Every generation has their version of “Back when I was your age we didn’t have [fill in the blank]”. With the pace of technological advancement over the past 20 years we’ve now reached the point where the shifts aren’t generational, but sub-generational, as both the pace of innovation and speed of adoption continue to accelerate. It won’t be long until high school sophomores will wax poetic to incoming freshmen about how much easier the new class has it, because a year ago X, which is suddenly ubiquitous, didn’t exist.
I often think about this in the context of entertainment. I was born in the early 1970s. At that point, pretty much every household had a television, if not more than one, and the primary TV was most likely color. Radio was certainly everywhere as well, but generally when it came to “shows” people meant what was on TV. In most markets you were limited to a handful of channels – the three major networks, PBS, and maybe a swap meet calibre local access channel was about all we had. If you wanted to see the new episode of Happy Days or Three’s Company you had to make a point of being in front of your set at the scheduled date and time. Yes, VCRs existed in the 1970s, but who could afford one? I recently saw an add in a 1977 magazine listing VCRs at $1,000, and blank tapes at $100, both of which sound outrageous today. But when you factor in inflation… wow! That 1977 VCR would be the equivalent of about $4,200 in today’s money, with the blank tape costing another $420 (I believe my father was earning $12,000 per year in 1977). And since you couldn’t even buy movies on VHS at that point, could you really justify spending that kind of money? And even if you did, for what? So you could catch Sanford and Son a day after it aired?
By the early 1980s my family had cable and a VCR, and enough indie video rental stores were around that you could at least see movies like Deathstalker and Easy Rider. An ever growing number of cable channels and syndication meant you could catch up on at least some old shows, but it probably wasn’t for another 25 years that things like TiVo made recording shows easier. And now even that seems quaint in the era of streaming. More and more people I know are dropping cable completely and doing everything via streaming services, and people are as likely to watch shows on tablets or phones as they are televisions.
So I’m of the last generation that remembers a time before cable and VCRs, while the generation after mine will recall their life before streaming. But if we go one generation older than me, folks who grew up in the 1950s, most people didn’t have television, and even if you did the few channels that existed didn’t even broadcast all day. In fact, if you were telling someone about a “show” you were looking forward to that night, it was probably a radio show. And likely not one that played music but some kind of radio theater. While I know what it means to have to tune in at a specific day and time to catch your show, the idea of sitting in front of the radio to listen to it seems as foreign to me as having your schedule dictated by TV does to a teenager today.
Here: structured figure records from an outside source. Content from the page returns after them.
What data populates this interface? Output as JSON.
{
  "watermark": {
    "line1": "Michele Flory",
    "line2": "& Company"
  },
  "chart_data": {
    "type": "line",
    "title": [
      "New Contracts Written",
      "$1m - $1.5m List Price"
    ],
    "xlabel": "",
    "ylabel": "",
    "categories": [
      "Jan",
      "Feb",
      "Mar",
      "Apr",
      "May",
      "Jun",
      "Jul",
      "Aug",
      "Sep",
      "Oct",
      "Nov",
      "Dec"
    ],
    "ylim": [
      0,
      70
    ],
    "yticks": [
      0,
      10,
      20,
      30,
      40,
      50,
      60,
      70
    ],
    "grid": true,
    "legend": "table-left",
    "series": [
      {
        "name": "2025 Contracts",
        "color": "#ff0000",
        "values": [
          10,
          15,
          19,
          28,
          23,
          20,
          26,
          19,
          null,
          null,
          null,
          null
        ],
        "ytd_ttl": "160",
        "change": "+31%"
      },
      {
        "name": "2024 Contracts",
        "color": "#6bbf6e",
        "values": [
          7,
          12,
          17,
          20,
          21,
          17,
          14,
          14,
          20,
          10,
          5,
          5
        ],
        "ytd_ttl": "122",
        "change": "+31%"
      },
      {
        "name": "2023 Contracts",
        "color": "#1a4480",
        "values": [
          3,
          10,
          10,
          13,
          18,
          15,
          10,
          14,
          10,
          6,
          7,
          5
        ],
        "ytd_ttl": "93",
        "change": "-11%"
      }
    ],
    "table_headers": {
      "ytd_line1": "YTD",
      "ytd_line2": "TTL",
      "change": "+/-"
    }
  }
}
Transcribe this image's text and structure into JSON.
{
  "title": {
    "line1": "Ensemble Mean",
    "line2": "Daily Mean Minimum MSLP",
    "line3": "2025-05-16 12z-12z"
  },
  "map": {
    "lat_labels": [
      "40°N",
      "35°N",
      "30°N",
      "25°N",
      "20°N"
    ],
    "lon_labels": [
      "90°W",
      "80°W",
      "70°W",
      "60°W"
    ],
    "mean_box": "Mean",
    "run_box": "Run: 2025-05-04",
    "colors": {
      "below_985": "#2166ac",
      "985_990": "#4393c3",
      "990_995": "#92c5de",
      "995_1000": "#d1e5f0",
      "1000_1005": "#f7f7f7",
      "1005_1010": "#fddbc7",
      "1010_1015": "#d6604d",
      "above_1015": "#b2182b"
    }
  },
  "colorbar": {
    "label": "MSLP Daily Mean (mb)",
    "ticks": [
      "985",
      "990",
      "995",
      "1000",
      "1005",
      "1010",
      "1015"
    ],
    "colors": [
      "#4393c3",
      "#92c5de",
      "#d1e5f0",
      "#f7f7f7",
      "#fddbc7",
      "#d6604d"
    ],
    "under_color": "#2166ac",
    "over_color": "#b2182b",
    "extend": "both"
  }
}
I got three boxes of free records from someone at work the other day, and included were three box sets of Sherlock Holmes mysteries, all of which I believe were released on vinyl in the 1970s. One, The Hound Of The Baskervilles & The Adventures Of Sherlock Holmes, consists of the sound from two Sherlock Holmes movies, which you can more or less follow but definitely includes passages where the action is purely visual and you’re left scratching your head. The other two, though, Sherlock Holmes Tales From Baker Street and More Sherlock Holmes Adventures, are comprised of radio show episodes from the 1940s and 50s, each about 25 minutes in length. It’s a trip listening to these and thinking about the role they played – this was the cutting edge of delivering entertainment directly into the home. And they’re kind of fun to play in the evening while you’re chilling out with a cocktail.
You can actually find these from time to time and fairly reasonably priced. So long as the vinyl is in good shape, one of these boxes will give you a good three hours or so of entertainment and a way to travel back in time… even if you can play them any time you want.